Israël affirme que les nombreuses guerres qu'il a effectuées sans l'utilisation d'armes nucléaires est une preuve suffisante qu'il, comme la seule démocratie dans la région, peux se restreindre dans l’utilisation des armes nucléaires. Compte tenu des risques liés aux armes nucléaires, comme mentionné ci-dessus, on pourrait considérer cela comme un argument pour se défaire des armes nucléaires et du réacteur nucléaire de Dimona. Si Israël avait des armes nucléaires naturellement.

Israël est la sixième force nucléaire au monde (7)

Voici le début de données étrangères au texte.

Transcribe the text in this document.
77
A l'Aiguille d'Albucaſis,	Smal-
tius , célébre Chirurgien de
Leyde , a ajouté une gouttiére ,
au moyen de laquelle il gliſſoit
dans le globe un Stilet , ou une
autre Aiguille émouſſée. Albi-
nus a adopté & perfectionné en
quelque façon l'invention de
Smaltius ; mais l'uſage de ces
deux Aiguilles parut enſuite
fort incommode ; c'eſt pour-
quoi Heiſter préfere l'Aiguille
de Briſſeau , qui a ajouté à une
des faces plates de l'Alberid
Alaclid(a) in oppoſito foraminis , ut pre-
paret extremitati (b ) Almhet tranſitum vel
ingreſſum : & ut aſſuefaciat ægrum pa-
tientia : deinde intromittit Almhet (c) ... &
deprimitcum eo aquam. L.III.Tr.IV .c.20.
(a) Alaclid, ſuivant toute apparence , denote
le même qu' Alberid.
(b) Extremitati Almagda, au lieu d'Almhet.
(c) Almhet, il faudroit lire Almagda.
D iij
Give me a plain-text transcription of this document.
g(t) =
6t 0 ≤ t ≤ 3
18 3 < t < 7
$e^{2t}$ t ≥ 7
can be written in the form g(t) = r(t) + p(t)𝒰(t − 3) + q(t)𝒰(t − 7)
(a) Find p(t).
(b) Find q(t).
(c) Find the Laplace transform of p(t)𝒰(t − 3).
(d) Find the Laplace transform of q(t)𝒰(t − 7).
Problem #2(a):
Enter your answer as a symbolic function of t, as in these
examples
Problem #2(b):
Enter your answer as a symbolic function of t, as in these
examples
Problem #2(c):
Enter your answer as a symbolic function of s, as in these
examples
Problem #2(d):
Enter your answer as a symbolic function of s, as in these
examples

Le 5 octobre 1986, le Sunday Times révélait sur base d'interviews et de photos de Mordechai Vanunu, technicien ayant travaillé plusieurs années dans le réacteur nucléaire israélien de Dimona (8), qu'Israël a probablement plus de 100 armes nucléaires. Vanunu a révélé que le réacteur nucléaire de Dimona servait à la production d'armes nucléaires (9). Et cela ne devrait pas surprendre puisque Israël n'utilise pas l'énergie nucléaire pour son approvisionnement en énergie. Il a payé un prix très lourd pour son indiscrétion. Vanunu a été condamné à 18 ans de prison et encore aujourd'hui il lui est interdit de parler à la presse ou de quitter le pays. Le périodique allemand Der Spiegel aussi déclare qu’Israël dispose d’armes nucléaires. Le pays a acheté des sous-marins allemands qui peuvent être équipés de ces armes (10).
Toutefois, Israël maintient le silence quand il s'agit de ses armes nucléaires. Comme en Belgique, leur présence n’est ni confirmée ni niée.

Et la Belgique ?

La Belgique apparaît dans la liste des pays qui héberge des armes nucléaires. Et en Belgique aussi ​​un débat démocratique est impossible. Les démocraties occidentales sont spécialisées dans des accords secrets où le public n'a rien à dire.
C‘est ainsi que l’on discutera en Belgique sur la modernisation des armes nucléaires B-61 aujourd'hui stockées à Kleine Brogel, mais il est hautement improbable que les Belges auront leur mot à dire.
Et nous ne parlons pas encore du coût que cela implique. Le coût de la modernisation des armes nucléaires est totalement inconnu et on ne saurait que deviner le coût de l'entretien et le stockage de ces armes. Et si une catastrophe nucléaire survenait?
Mais en plus du coût de ces armes, il y a aussi les frais pour l'achat de nouveaux avions de combat. Ceux-ci devront remplacer le F-16, car il n'est pas capable de transporter les nouvelles armes nucléaires et de les larguer. Tout indique que la Belgique prépare l'achat de 40 Joint Strike Fighters (le F-35 ou JSF) (11). Basé sur les chiffres des Pays-Bas, ceux-ci coûteraient minimum € 125.000.000, ou jusqu'à 5 milliards d' euro que nous devrons cracher en temps de crise.

En conclusion

Les armes nucléaires sont une menace pour le monde et ses habitants. Non seulement leur utilisation en temps de guerre peut avoir des conséquences désastreuses et menacer la vie à l'échelle mondiale, mais la présence même d'armes pose un risque majeur.
On doit donc se féliciter que lors de la conférence à Haïfa une coalition israélienne s’est formée pour un Moyen-Orient libre d'armes de destruction massive. Cette coalition israélienne rejoint ainsi les Hibakushas, les survivants d'Hiroshima et de Nagasaki. Les derniers survivants parmi eux veulent encore eux-mêmes vivre dans un monde libre d'armes nucléaires et visent pour ça l’année 2020.